Perspectiva 2018

Perspectiva 2018

Um novo ano está começando. E para deixá-los preparados para as possíveis nuances do mercado agrícola em 2018, resolvemos apresentar as perspectivas do Rabobank para os principais cultivos do país. Confira a seguir:

Cana, açúcar e etanol

Segundo indicações do estudo realizado em 2018 teremos uma safra mais “alcooleira”, devido às medidas introduzidas em 2017, como aumento de PIS/COFINS de combustíveis e tarifa de importação de etanol, que conferirão maior competitividade para o etanol durante o ano. Mesmo assim, é importante ficar atento às variações do câmbio e do petróleo, que podem prejudicar a competitividade da cultura.

Acompanhar o clima nesse cenário é primordial, principalmente entre outubro 2017 e fevereiro de 2018, período em que 80% do crescimento da cana normalmente acontece.

Café

A expectativa de safra do café brasileiro para este ano é bastante positiva, em parte por causa da recuperação da produção do café conilon, no Espírito Santo. Além disso, nenhum país produtor apresenta sinais de quebra, o que diminui uma possível alta nos preços, como ocorreu em 2016 e parte de 2017.

Ainda sobre o mercado de conilon, espera-se uma queda dos preços devido às boas safras no Vietnã, Indonésia e Brasil, e com o excesso de oferta desse e do café arábica em 2018, a indústria não deverá ter problemas com o abastecimento de cafés menos nobres.

Sobre o clima, há previsão de uma seca prolongada, que pode impactar a safra e resultar em uma valorização dos preços.

Algodão

A perspectiva é de aumento de produtividade dos principais países produtores e, consequentemente, do crescimento dos estoques globais de algodão, após dois anos de retração.

Apesar desse possível aumento, os fundos não comerciais ainda mantêm a posição “comprada” e a expectativa é que essa posição possa se inverter, pressionando as cotações da pluma no mercado internacional no curto prazo. Além disso, com a recuperação econômica, o consumo de algodão no Brasil e no mundo deve se elevar neste ano.

Por fim, devido ao aumento do preço do petróleo e a tendência de restrição na produção de fibras sintéticas na China, as cotações do algodão no mercado internacional podem subir.

Soja

Neste ano, os Estados Unidos devem bater recorde de produção, com 120 milhões de toneladas de soja na safra 2017/18. Já o Brasil, deve alcançar a segunda maior produção de soja de sua história na temporada 2017/18, com 107 milhões de toneladas.
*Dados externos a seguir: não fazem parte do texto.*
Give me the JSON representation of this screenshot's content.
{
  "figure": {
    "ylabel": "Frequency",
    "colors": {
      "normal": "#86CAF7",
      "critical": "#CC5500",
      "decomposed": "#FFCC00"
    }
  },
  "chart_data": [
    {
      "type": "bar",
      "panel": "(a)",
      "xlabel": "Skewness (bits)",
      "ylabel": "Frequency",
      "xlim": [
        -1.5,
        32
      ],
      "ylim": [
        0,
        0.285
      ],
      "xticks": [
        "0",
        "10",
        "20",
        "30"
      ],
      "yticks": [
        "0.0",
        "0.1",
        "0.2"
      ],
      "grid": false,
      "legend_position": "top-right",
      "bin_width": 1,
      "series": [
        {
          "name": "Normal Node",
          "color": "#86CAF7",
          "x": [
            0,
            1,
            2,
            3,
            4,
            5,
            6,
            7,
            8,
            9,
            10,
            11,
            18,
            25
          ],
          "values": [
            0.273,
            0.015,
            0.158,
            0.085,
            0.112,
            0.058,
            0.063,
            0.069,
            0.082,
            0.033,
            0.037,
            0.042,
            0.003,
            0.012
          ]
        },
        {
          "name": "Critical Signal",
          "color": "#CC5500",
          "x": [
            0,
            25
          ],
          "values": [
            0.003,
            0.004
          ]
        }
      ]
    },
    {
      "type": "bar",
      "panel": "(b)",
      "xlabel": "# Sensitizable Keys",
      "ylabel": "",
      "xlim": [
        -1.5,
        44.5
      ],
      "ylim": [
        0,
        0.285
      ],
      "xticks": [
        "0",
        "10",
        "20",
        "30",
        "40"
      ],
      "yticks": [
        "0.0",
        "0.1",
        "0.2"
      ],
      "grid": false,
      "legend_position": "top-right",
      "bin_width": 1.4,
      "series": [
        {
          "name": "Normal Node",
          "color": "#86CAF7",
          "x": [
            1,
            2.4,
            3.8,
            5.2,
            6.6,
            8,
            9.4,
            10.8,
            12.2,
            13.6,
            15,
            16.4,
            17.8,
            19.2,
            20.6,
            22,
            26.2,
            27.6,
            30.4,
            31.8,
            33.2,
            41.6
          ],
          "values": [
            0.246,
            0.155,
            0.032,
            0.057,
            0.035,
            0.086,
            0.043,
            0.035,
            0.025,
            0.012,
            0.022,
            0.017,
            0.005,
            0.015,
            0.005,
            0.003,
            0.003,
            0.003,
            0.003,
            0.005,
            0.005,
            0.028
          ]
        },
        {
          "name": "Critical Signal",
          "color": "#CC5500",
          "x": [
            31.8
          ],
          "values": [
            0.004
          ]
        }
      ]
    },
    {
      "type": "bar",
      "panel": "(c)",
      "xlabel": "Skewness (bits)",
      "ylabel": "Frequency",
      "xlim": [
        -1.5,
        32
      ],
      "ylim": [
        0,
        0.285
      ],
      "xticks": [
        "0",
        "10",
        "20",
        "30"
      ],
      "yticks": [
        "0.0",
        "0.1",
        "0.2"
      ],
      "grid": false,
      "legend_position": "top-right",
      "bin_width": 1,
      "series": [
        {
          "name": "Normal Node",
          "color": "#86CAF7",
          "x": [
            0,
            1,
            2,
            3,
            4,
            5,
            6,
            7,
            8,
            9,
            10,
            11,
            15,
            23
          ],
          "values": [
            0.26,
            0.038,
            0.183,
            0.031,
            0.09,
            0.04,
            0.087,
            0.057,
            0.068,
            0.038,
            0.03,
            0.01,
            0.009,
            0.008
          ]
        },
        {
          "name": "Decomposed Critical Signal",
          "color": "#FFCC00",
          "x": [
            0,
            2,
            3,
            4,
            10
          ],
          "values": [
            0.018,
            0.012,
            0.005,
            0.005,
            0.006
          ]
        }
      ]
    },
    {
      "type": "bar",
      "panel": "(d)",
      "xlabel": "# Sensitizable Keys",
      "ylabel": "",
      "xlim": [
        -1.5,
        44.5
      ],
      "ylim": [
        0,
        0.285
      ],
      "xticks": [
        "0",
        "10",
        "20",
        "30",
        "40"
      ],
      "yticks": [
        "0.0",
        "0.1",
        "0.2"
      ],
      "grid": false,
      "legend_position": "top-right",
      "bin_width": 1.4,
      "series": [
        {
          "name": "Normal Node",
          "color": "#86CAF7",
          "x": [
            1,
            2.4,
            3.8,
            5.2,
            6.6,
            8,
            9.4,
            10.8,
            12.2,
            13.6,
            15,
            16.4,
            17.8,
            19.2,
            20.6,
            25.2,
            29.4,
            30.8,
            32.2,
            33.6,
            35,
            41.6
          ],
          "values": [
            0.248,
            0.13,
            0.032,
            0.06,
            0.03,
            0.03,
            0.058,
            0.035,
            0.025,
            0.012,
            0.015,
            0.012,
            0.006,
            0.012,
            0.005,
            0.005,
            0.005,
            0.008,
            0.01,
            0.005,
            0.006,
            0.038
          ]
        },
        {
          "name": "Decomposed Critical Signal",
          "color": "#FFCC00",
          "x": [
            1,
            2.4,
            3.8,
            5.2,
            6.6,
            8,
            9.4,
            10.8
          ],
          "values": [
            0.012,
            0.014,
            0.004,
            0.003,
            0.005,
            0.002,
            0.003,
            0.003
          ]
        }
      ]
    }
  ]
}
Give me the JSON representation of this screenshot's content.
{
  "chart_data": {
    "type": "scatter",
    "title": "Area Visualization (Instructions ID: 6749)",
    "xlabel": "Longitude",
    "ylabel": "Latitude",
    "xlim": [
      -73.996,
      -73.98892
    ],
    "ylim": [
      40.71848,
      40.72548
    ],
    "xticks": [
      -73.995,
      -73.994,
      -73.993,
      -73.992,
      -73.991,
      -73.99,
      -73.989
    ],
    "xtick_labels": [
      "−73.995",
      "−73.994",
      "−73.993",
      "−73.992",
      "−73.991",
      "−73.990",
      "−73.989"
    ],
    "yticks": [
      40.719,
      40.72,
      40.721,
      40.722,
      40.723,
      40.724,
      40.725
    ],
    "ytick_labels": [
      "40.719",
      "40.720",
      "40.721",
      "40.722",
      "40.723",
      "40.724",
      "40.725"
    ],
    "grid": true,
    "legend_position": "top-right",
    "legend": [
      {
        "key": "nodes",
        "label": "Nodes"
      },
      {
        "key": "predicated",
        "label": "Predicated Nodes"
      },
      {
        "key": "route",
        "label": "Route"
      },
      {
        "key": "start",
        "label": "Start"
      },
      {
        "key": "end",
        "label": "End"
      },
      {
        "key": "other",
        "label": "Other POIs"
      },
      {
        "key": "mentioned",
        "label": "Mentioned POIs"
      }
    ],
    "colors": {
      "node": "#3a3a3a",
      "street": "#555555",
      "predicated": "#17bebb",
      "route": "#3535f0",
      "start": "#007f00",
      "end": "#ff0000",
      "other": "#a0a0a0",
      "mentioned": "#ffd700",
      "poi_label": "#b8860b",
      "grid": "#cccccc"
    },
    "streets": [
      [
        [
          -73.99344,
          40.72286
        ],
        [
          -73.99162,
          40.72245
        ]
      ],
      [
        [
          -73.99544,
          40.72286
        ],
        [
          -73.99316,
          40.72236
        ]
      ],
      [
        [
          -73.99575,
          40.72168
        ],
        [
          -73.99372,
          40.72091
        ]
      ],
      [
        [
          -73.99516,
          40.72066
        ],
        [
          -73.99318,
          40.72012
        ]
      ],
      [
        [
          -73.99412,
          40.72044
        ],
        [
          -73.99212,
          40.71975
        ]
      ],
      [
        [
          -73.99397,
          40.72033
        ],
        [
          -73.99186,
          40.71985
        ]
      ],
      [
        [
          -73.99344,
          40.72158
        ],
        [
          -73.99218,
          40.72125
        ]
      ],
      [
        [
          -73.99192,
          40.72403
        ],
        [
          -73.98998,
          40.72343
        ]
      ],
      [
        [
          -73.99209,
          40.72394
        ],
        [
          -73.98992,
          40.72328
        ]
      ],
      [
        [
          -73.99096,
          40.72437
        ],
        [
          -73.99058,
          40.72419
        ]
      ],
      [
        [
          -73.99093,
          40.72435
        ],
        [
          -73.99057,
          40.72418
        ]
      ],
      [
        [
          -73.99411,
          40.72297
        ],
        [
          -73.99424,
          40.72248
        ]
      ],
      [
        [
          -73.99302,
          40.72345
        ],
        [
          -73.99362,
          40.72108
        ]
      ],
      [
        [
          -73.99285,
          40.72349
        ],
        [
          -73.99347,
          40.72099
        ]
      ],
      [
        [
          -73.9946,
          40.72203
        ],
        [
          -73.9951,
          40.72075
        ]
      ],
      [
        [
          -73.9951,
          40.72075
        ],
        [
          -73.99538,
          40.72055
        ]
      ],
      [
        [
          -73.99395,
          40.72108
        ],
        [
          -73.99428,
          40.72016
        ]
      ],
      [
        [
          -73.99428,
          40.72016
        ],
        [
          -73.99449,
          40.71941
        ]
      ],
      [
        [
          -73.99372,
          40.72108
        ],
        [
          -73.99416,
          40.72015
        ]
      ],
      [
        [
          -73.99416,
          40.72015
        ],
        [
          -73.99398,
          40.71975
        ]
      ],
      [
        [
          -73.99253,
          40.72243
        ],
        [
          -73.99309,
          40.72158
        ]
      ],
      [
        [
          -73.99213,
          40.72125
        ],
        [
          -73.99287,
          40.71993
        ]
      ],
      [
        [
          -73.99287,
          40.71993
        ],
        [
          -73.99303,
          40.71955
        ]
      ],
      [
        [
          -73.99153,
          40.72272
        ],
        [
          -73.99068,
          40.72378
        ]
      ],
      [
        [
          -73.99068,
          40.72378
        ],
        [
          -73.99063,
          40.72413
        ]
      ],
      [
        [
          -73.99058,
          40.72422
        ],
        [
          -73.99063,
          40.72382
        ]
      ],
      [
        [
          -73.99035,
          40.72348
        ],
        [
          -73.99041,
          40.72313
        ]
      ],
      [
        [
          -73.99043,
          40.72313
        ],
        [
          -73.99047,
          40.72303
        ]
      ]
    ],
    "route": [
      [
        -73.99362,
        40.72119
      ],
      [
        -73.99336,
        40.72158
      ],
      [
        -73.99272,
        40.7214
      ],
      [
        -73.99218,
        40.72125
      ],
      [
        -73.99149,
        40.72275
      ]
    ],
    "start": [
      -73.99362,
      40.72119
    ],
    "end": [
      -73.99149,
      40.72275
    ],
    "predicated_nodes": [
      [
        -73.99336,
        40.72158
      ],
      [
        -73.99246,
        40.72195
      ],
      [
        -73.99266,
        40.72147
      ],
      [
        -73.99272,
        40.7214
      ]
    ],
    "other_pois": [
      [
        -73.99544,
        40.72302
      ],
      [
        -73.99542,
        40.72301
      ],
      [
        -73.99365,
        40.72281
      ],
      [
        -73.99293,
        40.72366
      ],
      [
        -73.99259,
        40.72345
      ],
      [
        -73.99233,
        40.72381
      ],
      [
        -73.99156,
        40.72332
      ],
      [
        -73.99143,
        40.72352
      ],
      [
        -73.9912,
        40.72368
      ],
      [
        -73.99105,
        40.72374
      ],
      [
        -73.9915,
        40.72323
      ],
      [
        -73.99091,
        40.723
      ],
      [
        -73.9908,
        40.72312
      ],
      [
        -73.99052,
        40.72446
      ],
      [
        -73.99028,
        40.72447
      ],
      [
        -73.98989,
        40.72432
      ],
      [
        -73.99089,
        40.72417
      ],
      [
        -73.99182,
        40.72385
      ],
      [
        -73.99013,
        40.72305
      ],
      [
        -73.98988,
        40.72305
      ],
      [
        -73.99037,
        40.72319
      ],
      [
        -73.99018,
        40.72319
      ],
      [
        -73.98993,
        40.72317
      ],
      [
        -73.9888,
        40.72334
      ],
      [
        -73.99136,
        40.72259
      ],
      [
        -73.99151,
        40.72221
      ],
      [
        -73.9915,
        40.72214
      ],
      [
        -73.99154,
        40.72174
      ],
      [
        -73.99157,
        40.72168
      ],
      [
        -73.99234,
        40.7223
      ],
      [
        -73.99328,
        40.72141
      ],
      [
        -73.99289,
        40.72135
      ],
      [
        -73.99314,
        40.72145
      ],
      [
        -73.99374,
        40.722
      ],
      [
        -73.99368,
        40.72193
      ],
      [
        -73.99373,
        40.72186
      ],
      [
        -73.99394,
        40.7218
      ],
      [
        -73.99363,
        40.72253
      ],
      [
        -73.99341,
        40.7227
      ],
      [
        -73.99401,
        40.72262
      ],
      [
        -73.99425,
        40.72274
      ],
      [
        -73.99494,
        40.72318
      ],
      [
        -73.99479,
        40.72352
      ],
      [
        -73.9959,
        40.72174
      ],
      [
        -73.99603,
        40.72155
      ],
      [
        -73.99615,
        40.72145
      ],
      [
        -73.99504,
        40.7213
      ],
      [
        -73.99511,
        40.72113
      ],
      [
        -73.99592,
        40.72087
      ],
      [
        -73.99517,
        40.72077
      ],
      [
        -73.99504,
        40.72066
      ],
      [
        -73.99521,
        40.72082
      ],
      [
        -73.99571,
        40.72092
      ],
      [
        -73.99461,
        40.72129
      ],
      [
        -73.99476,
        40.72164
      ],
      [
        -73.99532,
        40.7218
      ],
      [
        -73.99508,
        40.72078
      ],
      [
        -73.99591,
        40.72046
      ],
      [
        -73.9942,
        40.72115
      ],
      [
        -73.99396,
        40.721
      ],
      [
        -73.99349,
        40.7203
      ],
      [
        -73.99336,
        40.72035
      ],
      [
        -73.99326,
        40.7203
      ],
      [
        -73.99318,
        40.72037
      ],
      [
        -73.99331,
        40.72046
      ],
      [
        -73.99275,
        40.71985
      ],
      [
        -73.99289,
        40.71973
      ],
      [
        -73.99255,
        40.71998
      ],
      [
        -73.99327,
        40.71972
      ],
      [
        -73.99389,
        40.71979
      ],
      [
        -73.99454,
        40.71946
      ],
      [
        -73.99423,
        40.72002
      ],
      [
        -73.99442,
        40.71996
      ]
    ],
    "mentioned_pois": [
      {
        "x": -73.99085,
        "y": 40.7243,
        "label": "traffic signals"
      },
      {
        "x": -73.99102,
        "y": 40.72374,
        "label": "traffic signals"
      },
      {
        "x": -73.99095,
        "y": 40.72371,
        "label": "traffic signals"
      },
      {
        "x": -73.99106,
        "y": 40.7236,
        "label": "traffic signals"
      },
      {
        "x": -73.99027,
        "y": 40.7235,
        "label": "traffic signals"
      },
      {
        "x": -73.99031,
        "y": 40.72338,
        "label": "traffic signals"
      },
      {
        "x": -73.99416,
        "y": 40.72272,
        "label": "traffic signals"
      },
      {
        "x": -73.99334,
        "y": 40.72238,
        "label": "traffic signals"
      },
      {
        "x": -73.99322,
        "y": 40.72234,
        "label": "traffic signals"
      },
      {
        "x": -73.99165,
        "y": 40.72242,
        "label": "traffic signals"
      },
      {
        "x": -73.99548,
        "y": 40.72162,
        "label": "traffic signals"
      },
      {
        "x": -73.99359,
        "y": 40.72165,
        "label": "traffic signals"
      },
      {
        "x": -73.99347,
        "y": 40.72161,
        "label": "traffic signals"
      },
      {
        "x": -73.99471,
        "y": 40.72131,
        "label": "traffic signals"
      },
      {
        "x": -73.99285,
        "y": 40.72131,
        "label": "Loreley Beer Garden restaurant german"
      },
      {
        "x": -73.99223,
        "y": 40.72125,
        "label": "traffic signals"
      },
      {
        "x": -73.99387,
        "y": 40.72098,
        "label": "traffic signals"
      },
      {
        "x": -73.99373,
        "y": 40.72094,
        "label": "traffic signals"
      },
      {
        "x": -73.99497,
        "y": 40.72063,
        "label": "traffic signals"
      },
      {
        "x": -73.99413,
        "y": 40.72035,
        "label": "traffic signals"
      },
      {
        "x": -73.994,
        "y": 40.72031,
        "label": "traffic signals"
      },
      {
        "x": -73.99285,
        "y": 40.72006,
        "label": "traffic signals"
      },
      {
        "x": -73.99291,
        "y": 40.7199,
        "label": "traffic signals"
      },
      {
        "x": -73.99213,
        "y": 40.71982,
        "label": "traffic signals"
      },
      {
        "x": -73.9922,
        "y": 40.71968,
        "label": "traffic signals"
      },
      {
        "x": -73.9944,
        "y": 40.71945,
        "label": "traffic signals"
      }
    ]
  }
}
Em relação ao mercado, com o aumento da mistura mandatória de biodiesel no diesel, prevista para março de 2018, a demanda por grão para produção de óleo de soja deve subir.

E por fim, um ponto que merece atenção é a crescente probabilidade de ocorrência do evento climático La Niña. Assim, vale acompanhar o desenvolvimento das lavouras da Argentina, do Sul do Brasil e dos EUA, em meados de 2018.

Milho

A produção brasileira de milho na safra 2017/18 é estimada em 88 milhões de toneladas, 10% menor que no ciclo 2016/17. Mesmo assim, a previsão é boa, já que o consumo de milho da última safra deve ser impulsionado pelo crescimento da produção de carnes e pela demanda da nova usina de etanol em Mato Grosso. Além disso, estoques em queda devem dar sustentação aos preços do milho no mercado internacional.

Para o mercado, tudo aponta que a definição da safrinha era a responsável pelos preços do milho na safra 2017/18. E vale lembrar também, a possibilidade de ocorrência do fenômeno La Niña que pode impactar na decisão de plantio dos agricultores.